The skills required to make architecture are garnered by virtue of patience and time. This is evident in the work of Thom Mckenzie, who has spent the past eight years quietly running his Melbourne-based architecture studio, Winwood Mckenzie.
Operating from a warehouse shared with furniture makers, steel workers and artists in Brunswick, Thom describes his work to date as “a gradual pursuit to really understand what is interesting” about his process and how he practises. Rather than focusing narrowly on the projects he is currently working on – a stone-clad restoration and addition to a circa 1855 home and a hotel in Indonesia, among them – or on his previous experience, which makes for an extensive resume accrued at established practices in Melbourne, New York and Milan, Thom directs greater attention to the processes behind Winwood Mckenzie’s architecture and the shared qualities that are inherent to his work as a result.

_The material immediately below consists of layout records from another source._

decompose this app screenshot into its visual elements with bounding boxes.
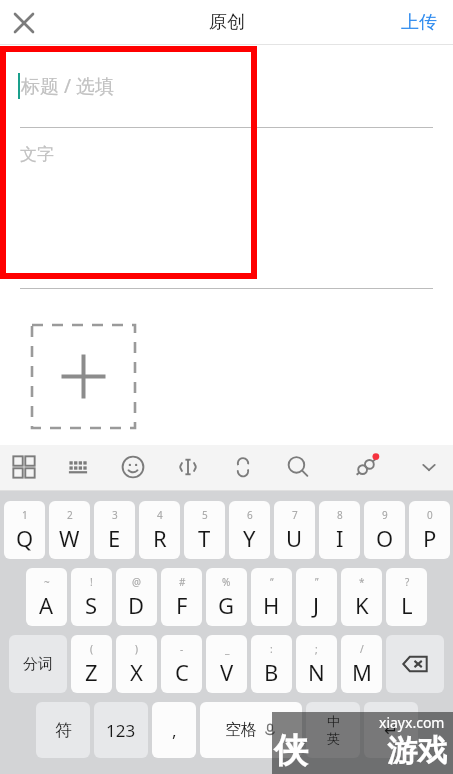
staticText: , [172, 719, 177, 742]
button[interactable]: Stickers [344, 445, 388, 489]
staticText: 4 [157, 508, 163, 522]
staticText: J [313, 590, 320, 620]
button[interactable]: Emoji [111, 445, 155, 489]
button[interactable]: ? [386, 568, 427, 626]
staticText: 5 [202, 508, 208, 522]
staticText: Y [243, 523, 256, 553]
button[interactable]: * [341, 568, 382, 626]
button[interactable]: 6 [229, 501, 270, 559]
staticText: 6 [247, 508, 253, 522]
staticText: ( [90, 642, 93, 656]
staticText: 文字 [20, 144, 54, 165]
staticText: ? [405, 575, 410, 589]
button[interactable]: Cursor [166, 445, 210, 489]
button[interactable]: Panels [2, 445, 46, 489]
staticText: N [308, 657, 325, 687]
staticText: xiayx.com [379, 713, 445, 732]
staticText: 123 [106, 719, 136, 742]
staticText: H [263, 590, 280, 620]
button[interactable]: Search [276, 445, 320, 489]
staticText: # [179, 575, 186, 589]
staticText: / [360, 642, 364, 656]
staticText: C [175, 657, 189, 687]
button[interactable]: ) [116, 635, 157, 693]
button[interactable]: Backspace [386, 635, 444, 693]
staticText: S [85, 590, 98, 620]
button[interactable]: 5 [184, 501, 225, 559]
staticText: 空格 [225, 720, 257, 740]
button[interactable]: ” [296, 568, 337, 626]
staticText: * [359, 575, 365, 589]
button[interactable]: : [251, 635, 292, 693]
staticText: L [401, 590, 413, 620]
button[interactable]: ~ [26, 568, 67, 626]
staticText: W [59, 523, 80, 553]
staticText: 0 [427, 508, 433, 522]
button[interactable]: 1 [4, 501, 45, 559]
staticText: I [336, 523, 344, 553]
staticText: 7 [292, 508, 298, 522]
staticText: D [128, 590, 145, 620]
button[interactable]: 123 [94, 702, 148, 758]
staticText: A [39, 590, 54, 620]
button[interactable]: 4 [139, 501, 180, 559]
button[interactable]: 9 [364, 501, 405, 559]
staticText: O [376, 523, 394, 553]
button[interactable]: 8 [319, 501, 360, 559]
staticText: _ [225, 642, 230, 656]
button[interactable]: 标题 / 选填 [0, 45, 453, 127]
staticText: Z [85, 657, 98, 687]
button[interactable]: ; [296, 635, 337, 693]
staticText: Q [16, 523, 34, 553]
staticText: ” [315, 575, 319, 589]
button[interactable]: Add image [31, 324, 136, 429]
staticText: 分词 [23, 655, 53, 674]
button[interactable]: 分词 [9, 635, 67, 693]
button[interactable]: “ [251, 568, 292, 626]
button[interactable]: Collapse [407, 445, 451, 489]
staticText: 侠 [274, 729, 308, 772]
button[interactable]: 空格 [200, 702, 302, 758]
staticText: ) [135, 642, 138, 656]
staticText: 上传 [401, 11, 437, 34]
button[interactable]: # [161, 568, 202, 626]
button[interactable]: 3 [94, 501, 135, 559]
staticText: - [180, 642, 184, 656]
staticText: 2 [67, 508, 73, 522]
button[interactable]: / [341, 635, 382, 693]
button[interactable]: Close [0, 0, 48, 45]
staticText: ↵ [384, 720, 399, 740]
button[interactable]: 7 [274, 501, 315, 559]
staticText: M [352, 657, 372, 687]
staticText: % [222, 575, 231, 589]
staticText: G [218, 590, 235, 620]
button[interactable]: % [206, 568, 247, 626]
button[interactable]: ! [71, 568, 112, 626]
staticText: E [108, 523, 121, 553]
button[interactable]: 0 [409, 501, 450, 559]
button[interactable]: 上传 [395, 5, 443, 40]
staticText: 符 [55, 720, 72, 741]
button[interactable]: 符 [36, 702, 90, 758]
staticText: 3 [112, 508, 118, 522]
staticText: 中 英 [327, 713, 340, 747]
staticText: P [423, 523, 437, 553]
staticText: 9 [382, 508, 388, 522]
button[interactable]: , [152, 702, 196, 758]
staticText: ~ [44, 575, 50, 589]
button[interactable]: 2 [49, 501, 90, 559]
button[interactable]: @ [116, 568, 157, 626]
button[interactable]: 中 英 [306, 702, 360, 758]
button[interactable]: Attach [221, 445, 265, 489]
staticText: 8 [337, 508, 343, 522]
staticText: F [176, 590, 188, 620]
button[interactable]: - [161, 635, 202, 693]
button[interactable]: _ [206, 635, 247, 693]
staticText: T [198, 523, 211, 553]
button[interactable]: ( [71, 635, 112, 693]
button[interactable]: 文字 [0, 128, 453, 288]
staticText: K [355, 590, 369, 620]
button[interactable]: Keyboard [56, 445, 100, 489]
staticText: ! [90, 575, 93, 589]
button[interactable]: ↵ [364, 702, 418, 758]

“We spend a lot of time thinking about what the potential of the architect is in each project, interrogating that and working out how to design a business model and a practice model around what that is,” Thom explains. “In my eyes, this is based on having a thorough expertise in how things are built, so our method of practice is designed around being intimately involved throughout the construction process and this stems from how we document, detail and collaborate with fabricators to resolve how things are built.”

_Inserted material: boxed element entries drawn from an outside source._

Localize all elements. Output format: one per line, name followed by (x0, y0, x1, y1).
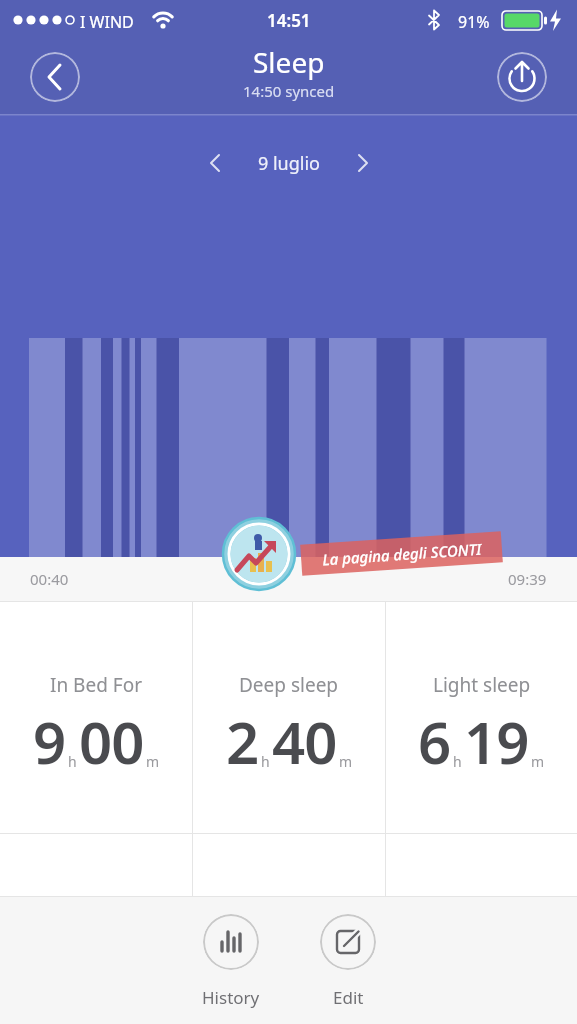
staticText: 00:40 (30, 569, 69, 589)
staticText: 91% (458, 11, 490, 33)
staticText: Sleep (253, 43, 325, 81)
button[interactable] (345, 145, 381, 181)
staticText: 00 (79, 702, 144, 781)
staticText: h (453, 752, 462, 771)
staticText: In Bed For (50, 672, 143, 698)
button[interactable]: 9 luglio (233, 145, 345, 181)
button[interactable] (197, 145, 233, 181)
staticText: 14:50 synced (243, 81, 335, 101)
staticText: 9 luglio (258, 151, 320, 176)
staticText: 19 (464, 702, 529, 781)
staticText: m (339, 752, 353, 771)
staticText: 14:51 (267, 9, 311, 32)
staticText: m (146, 752, 160, 771)
staticText: La pagina degli SCONTI (322, 538, 482, 569)
staticText: h (68, 752, 77, 771)
staticText: I WIND (80, 11, 134, 33)
staticText: 9 (33, 702, 66, 781)
button[interactable] (497, 52, 547, 102)
staticText: Deep sleep (239, 672, 339, 698)
staticText: 6 (418, 702, 451, 781)
button[interactable] (30, 52, 80, 102)
staticText: Edit (333, 986, 364, 1009)
staticText: 2 (226, 702, 259, 781)
staticText: m (531, 752, 545, 771)
staticText: h (261, 752, 270, 771)
staticText: 09:39 (508, 569, 547, 589)
button[interactable]: History (202, 914, 260, 1009)
staticText: History (202, 986, 260, 1009)
staticText: 40 (272, 702, 337, 781)
staticText: Light sleep (433, 672, 531, 698)
button[interactable]: Edit (320, 914, 376, 1009)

The outcome of this process is an expanding portfolio of residential, public and hotel projects whose consistency is legible regardless of type. The most immediately apparent thread across these projects is the quality of the physical outcome. Winwood Mckenzie’s preoccupation with construction results in highly refined and crafted spaces. At the recently completed Brunswick House, an addition to a heritage cottage in Melbourne’s inner north, the architecture has been treated with the care and craftsmanship of furniture. This isn’t to be mistaken for furniture design, however; it is architecture executed with the same level of intimacy and tactility. Throughout the house, Winwood Mckenzie’s design process is expressed in the precision detailing where materials meet and in the crosshatched plaster ceiling. The ceiling elements, manufactured locally in Preston, were devised to use typical cornice-making techniques reinterpreted in a contemporary way. “There has to be a level of material innovation, but that doesn’t necessarily have to be a completely new way of doing something,” says Thom. “For the ceiling at Brunswick House, we worked with the existing skills of the fabricators to add detail in a way that isn’t a replica and instead creates its own heritage character. In doing so, we’re adding another layer of history to that project.”

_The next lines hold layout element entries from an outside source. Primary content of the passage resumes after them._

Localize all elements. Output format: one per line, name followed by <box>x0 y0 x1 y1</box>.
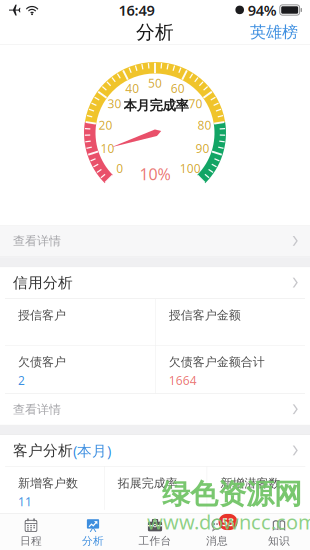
staticText: 80 <box>197 117 211 133</box>
staticText: 1664 <box>169 372 197 388</box>
button[interactable]: 消息 <box>186 513 248 550</box>
staticText: 新增潜客数 <box>220 476 280 490</box>
staticText: 欠债客户金额合计 <box>169 355 265 369</box>
staticText: 绿色资源网 <box>162 477 302 511</box>
button[interactable]: 客户分析 <box>0 435 310 466</box>
button[interactable]: 信用分析 <box>0 267 310 298</box>
staticText: 拓展完成率 <box>118 476 178 490</box>
button[interactable]: 查看详情 <box>0 394 310 425</box>
staticText: 30 <box>108 96 122 112</box>
staticText: 客户分析 <box>13 442 73 460</box>
staticText: 50 <box>148 75 162 91</box>
button[interactable]: 授信客户 <box>5 299 155 345</box>
staticText: 授信客户 <box>18 308 66 323</box>
staticText: 10% <box>140 163 170 185</box>
staticText: 信用分析 <box>13 274 73 292</box>
staticText: 分析 <box>82 534 104 547</box>
button[interactable]: 授信客户金额 <box>156 299 305 345</box>
button[interactable]: 新增客户数 <box>5 467 104 510</box>
button[interactable]: 工作台 <box>124 513 186 550</box>
button[interactable]: 欠债客户金额合计 <box>156 346 305 393</box>
staticText: 消息 <box>206 534 228 547</box>
staticText: 授信客户金额 <box>169 308 241 323</box>
button[interactable]: 日程 <box>0 513 62 550</box>
staticText: 新增客户数 <box>18 476 78 490</box>
staticText: 10 <box>100 140 114 156</box>
staticText: (本月) <box>73 441 111 460</box>
staticText: 2 <box>18 372 25 388</box>
staticText: 0 <box>116 160 123 176</box>
staticText: 11 <box>18 494 32 509</box>
staticText: 查看详情 <box>13 402 61 417</box>
staticText: 16:49 <box>118 0 154 20</box>
staticText: 60 <box>171 80 185 96</box>
staticText: 40 <box>125 80 139 96</box>
staticText: 分析 <box>136 21 174 44</box>
staticText: 100 <box>180 160 201 176</box>
button[interactable]: 分析 <box>62 513 124 550</box>
staticText: 53 <box>222 515 234 529</box>
staticText <box>220 494 223 509</box>
staticText: 知识 <box>268 534 290 547</box>
staticText: 70 <box>188 96 202 112</box>
button[interactable]: 新增潜客数 <box>207 467 305 510</box>
staticText: 日程 <box>20 534 42 547</box>
staticText: 工作台 <box>138 534 172 547</box>
staticText: 94% <box>248 0 277 20</box>
staticText: 欠债客户 <box>18 355 66 369</box>
button[interactable]: 知识 <box>248 513 310 550</box>
button[interactable]: 拓展完成率 <box>105 467 207 510</box>
button[interactable]: 英雄榜 <box>241 18 307 46</box>
staticText: 英雄榜 <box>250 22 298 42</box>
button[interactable]: 查看详情 <box>0 226 310 257</box>
button[interactable]: 欠债客户 <box>5 346 155 393</box>
staticText: www.downcc.com <box>147 508 310 535</box>
staticText: 查看详情 <box>13 234 61 248</box>
staticText: 本月完成率 <box>124 97 188 114</box>
staticText: 90 <box>196 140 210 156</box>
staticText: 20 <box>99 117 113 133</box>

As well as residential projects, Winwood Mckenzie’s portfolio includes a series of exhibitions for the National Gallery of Victoria (NGV), created in collaboration with the NGV exhibition design team. The suite of spaces, designed to display masterworks by the likes of Andy Warhol, David Hockney and Ai Weiwei, reflect equal consideration for how architecture is produced and received. “We are trying to make each project have its own character,” says Thom. “And by doing that, we’re constantly testing out how we can use architecture to create spaces that have a personality that reflects ideas.” In the case of the NGV exhibitions, the work serves to enhance the experience of both the artefacts and the space itself, without competing. This approach to architecture as a backdrop is translated to the studio’s houses, which Thom describes as “the set for life to happen around, where the spectacle happens within the work.” He clarifies that this doesn’t mean that the space can’t be remarkable, but that it is the “synergy between the life that happens, and then how the architecture supports this, that is really interesting.”
Winwood Mckenzie’s preoccupation with process makes sense in the context of Thom’s extensive involvement with the profession outside his own studio. He is the national president of the Australian Institute of Architects’ (AIA) Emerging Architects and Graduates Network, sits on the AIA National Council and National Education Committee, was a creative director of the 2019 Architeam conference and has recently been appointed to a faculty position at Monash University, running the professional practice course in the Master of Architecture program. In these endeavours, Thom is constantly interrogating how architects can have the most efficacy in delivering the best possible design outcomes and he uses these platforms as opportunities to refine his own practice. “That combination of practice, education and advocacy is a good way to get a really broad understanding of what the profession is and, ideally then, to be able to define our position quite clearly within that,” he explains. “Then we’re able to contribute our energies in a way that is purposeful.”